I want to use an upsampling 2D layer in keras so that I can increase the image size by a decimal factor (in this case from [213,213] to [640,640]). The layer is compiled as expected, but when I want to train or predict on real images, they are upsampled only by the closest integer to the input factor. Any idea? Details below:
Network:
mp_size = (3,3)
inputs = Input(input_data.shape[1:])
lay1 = Conv2D(32, (3,3), strides=(1,1), activation='relu', padding='same', kernel_initializer='glorot_normal')(inputs)
lay2 = MaxPooling2D(pool_size=mp_size)(lay1)
lay3 = Conv2D(32, (3,3), strides=(1,1), activation='relu', padding='same', kernel_initializer='glorot_normal')(lay2)
size1=lay3.get_shape()[1:3]
size2=lay1.get_shape()[1:3]
us_size = size2[0].value/size1[0].value, size2[1].value/size1[1].value
lay4 = Concatenate(axis=-1)([UpSampling2D(size=us_size)(lay3),lay1])
lay5 = Conv2D(1, (1, 1), strides=(1,1), activation='sigmoid')(lay4)
model = Model(inputs=inputs, outputs=lay5)
Network summary when I use model.summary() :
____________________________________________________________________________________________________
Layer (type) Output Shape Param # Connected to
====================================================================================================
input_4 (InputLayer) (None, 640, 640, 2) 0
____________________________________________________________________________________________________
conv2d_58 (Conv2D) (None, 640, 640, 32) 608 input_4[0][0]
____________________________________________________________________________________________________
max_pooling2d_14 (MaxPooling2D) (None, 213, 213, 32) 0 conv2d_58[0][0]
____________________________________________________________________________________________________
conv2d_59 (Conv2D) (None, 213, 213, 32) 9248 max_pooling2d_14[0][0]
____________________________________________________________________________________________________
up_sampling2d_14 (UpSampling2D) (None, 640.0, 640.0, 0 conv2d_59[0][0]
____________________________________________________________________________________________________
concatenate_14 (Concatenate) (None, 640.0, 640.0, 0 up_sampling2d_14[0][0]
conv2d_58[0][0]
____________________________________________________________________________________________________
conv2d_60 (Conv2D) (None, 640.0, 640.0, 65 concatenate_14[0][0]

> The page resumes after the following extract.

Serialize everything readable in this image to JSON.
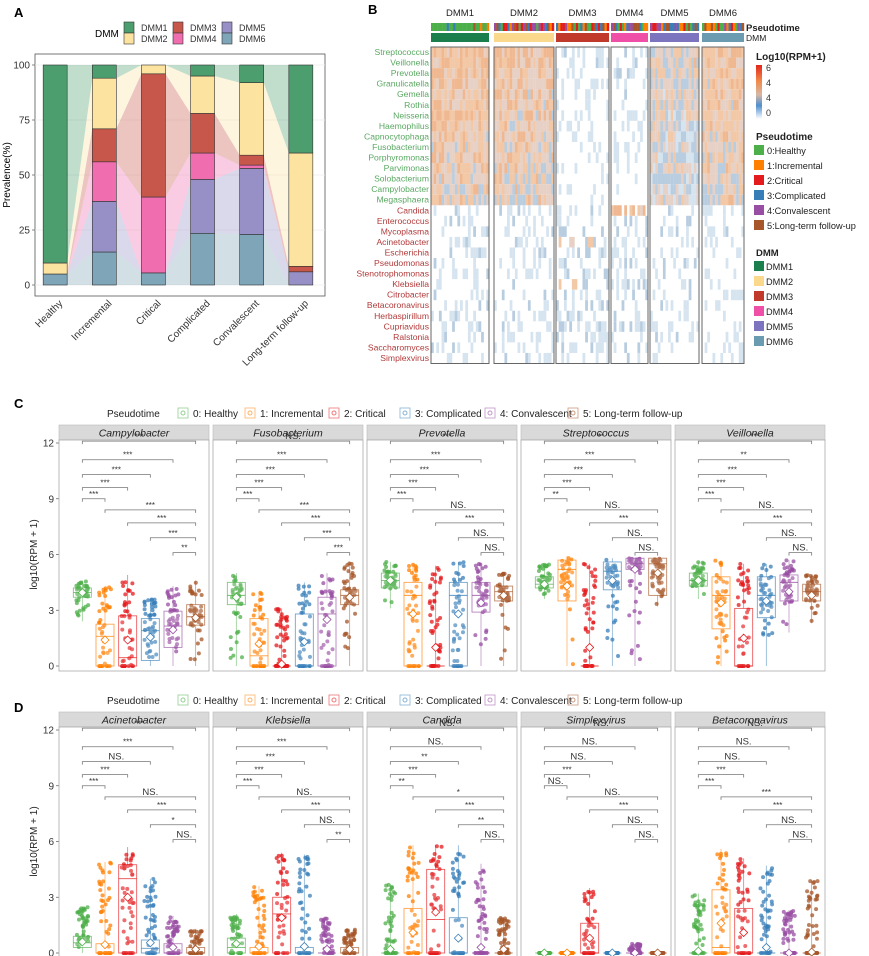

====================================================================================================
Total params: 9,921
Trainable params: 9,921
Non-trainable params: 0
Error when training the network:
InvalidArgumentError: ConcatOp : Dimensions of inputs should match: shape[0] = [1,639,639,32] vs. shape[1] = [1,640,640,32]
[[Node: concatenate_14/concat = ConcatV2[N=2, T=DT_FLOAT, Tidx=DT_INT32, _device="/job:localhost/replica:0/task:0/cpu:0"](up_sampling2d_14/ResizeNearestNeighbor, conv2d_58/Relu, concatenate_14/concat/axis)]]
It can be resolved by using the below code:
from keras.layers import UpSampling2D
from keras.utils.generic_utils import transpose_shape
class UpSamplingUnet(UpSampling2D):
def compute_output_shape(self, input_shape):
size_all_dims = (1,) + self.size + (1,)
spatial_axes = list(range(1, 1 + self.rank))
size_all_dims = transpose_shape(size_all_dims,
self.data_format,
spatial_axes)
output_shape = list(input_shape)
for dim in range(len(output_shape)):
if output_shape[dim] is not None:
output_shape[dim] *= size_all_dims[dim]
output_shape[dim]=int(output_shape[dim])
return tuple(output_shape)
Then alter UpSampling2D(size=us_size) to UpSamplingUnet(size=us_size).